Acrescentou que as terras indígenas são fundamentais para o equilíbrio e proteção territorial no Brasil. “Além de estarmos compactuando com um genocídio histórico, fazemos quase um suicídio mundial. A vida dos povos indígenas dentro do estado brasileiro nunca foi uma prioridade”, ressaltou. E questionou: “Qual o sentido da Constituição de 88, quando a gente presencia, e parte da população brasileira (passivamente) assiste a esse genocídio que segue em curso?”.
Os participantes realçaram que no dia 24 de maio deste ano a Câmara dos Deputados aprovou o requerimento de urgência para tramitação do PL 490, que institui o Marco temporal. O projeto estabelece que os territórios somente podem comprovar a presença ancestral ou o direito autêntico desses coletivos sobre esse território com a comprovação de estarem em discussão do território ou presentes na promulgação da CF de 88. “Ele fere nosso direito originário, fere a tese do indigenato, o direito originário a esse território”, afirmou.
Neusa Poty (Comissão Guarani Yvyrupá), abriu as falas das Lideranças Indígenas, dentre as quais a Terra Indígena Jaraguá, União Plurinacional dos Estudantes Indígenas, Rede Indígena da USP, Conselho Municipal dos Povos Indígenas, University of Chicago e USP; e demais. Os professores da FDUSP Samuel Rodrigues Barbosa e Orlando Villas Boas Filho também participaram. “A terra não tem preço”, realçou Poty.
“Um projeto com esse teor, simplesmente, institucionaliza uma situação de pilhagem, de rapina”, enfatizou o professor Villas Boas. “Uma apropriação violenta ou fraudulenta de determinados direitos. E é isso que está em curso”, adicionou.
Amanda Medina, diretora do Centro Acadêmico XI de Agosto e cofundadora da Coligação de Coletivos Negros da USP, afirmou que atualmente o CA XI de Agosto tem, em sua maioria, mulheres negras, oriundas de escolas públicas e da política de cotas. “É importante que se diga o quão fundamental é a presença de pessoas negras na luta pela defesa dos povos indígenas. Afinal, temos um elo ancestral de luta pela vida e pelo território. A História Negra e a História Indígena são marcadas pela bruta invasão de seus territórios e sequestros de terras.”
Relembrando parecer da AGU, que afirma que o Marco Temporal, não é a única forma de comprovação da ocupação indígena, acentuou: “Não ao marco temporal, não a PL 490”.
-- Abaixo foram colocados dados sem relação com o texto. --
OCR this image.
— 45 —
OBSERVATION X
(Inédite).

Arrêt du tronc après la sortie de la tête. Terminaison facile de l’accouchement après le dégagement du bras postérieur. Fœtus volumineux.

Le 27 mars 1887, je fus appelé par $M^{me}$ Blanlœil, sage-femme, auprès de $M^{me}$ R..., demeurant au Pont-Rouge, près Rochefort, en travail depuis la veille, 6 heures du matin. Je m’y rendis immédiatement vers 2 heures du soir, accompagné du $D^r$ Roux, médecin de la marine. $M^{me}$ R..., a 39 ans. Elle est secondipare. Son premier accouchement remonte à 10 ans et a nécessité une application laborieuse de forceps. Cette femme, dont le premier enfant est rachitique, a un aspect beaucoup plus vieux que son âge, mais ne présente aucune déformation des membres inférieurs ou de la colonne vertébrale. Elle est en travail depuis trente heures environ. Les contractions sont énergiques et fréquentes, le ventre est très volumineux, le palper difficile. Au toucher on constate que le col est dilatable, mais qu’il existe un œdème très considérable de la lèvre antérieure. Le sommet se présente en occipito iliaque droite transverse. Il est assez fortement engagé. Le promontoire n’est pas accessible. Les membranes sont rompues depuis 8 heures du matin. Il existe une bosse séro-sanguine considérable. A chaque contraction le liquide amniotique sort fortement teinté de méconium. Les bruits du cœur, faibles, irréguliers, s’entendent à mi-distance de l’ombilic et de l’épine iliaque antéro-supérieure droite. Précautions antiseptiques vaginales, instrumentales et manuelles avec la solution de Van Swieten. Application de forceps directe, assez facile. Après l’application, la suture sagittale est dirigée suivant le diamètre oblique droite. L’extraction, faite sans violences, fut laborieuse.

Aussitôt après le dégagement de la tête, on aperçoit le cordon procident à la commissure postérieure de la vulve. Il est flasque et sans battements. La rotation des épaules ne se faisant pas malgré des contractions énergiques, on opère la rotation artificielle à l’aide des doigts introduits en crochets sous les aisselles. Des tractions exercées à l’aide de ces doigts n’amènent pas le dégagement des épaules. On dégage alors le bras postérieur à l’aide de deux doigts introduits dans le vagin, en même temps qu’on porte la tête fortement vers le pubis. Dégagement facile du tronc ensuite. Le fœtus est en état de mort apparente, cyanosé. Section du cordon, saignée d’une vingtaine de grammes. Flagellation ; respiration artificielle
Tamikuã Pataxó, coordenadora da Arpin Sudeste convidou a todos: “Vamos lutar. Para quem acha que indígena vira (indígena) ele não vira, ele nasce”.
Primeiro professor indígena na USP, Danilo Silva Guimaraes defendeu a importância de ampliar o número de pessoas indígenas na USP, em 2024.
Samuel Barbosa ressaltou que o Marco Temporal é inconstitucional e adicionou o significado de a Faculdade ser um espaço ocupado por lideranças para fala tão potente e importante. Citou outras manifestações feitas na luta das lideranças indígenas, desde o Tribunal Tikuna, com o professor Dalmo Dallari. Relembrou que em 2015 foi feito um evento contra o Marco Temporal, ocasião em que o professor José Afonso da Silva leu um parecer jurídico contra o Marco Temporal. “É importante criar mecanismos para a preservação, reprodução e desdobramentos das diferenças”, disse.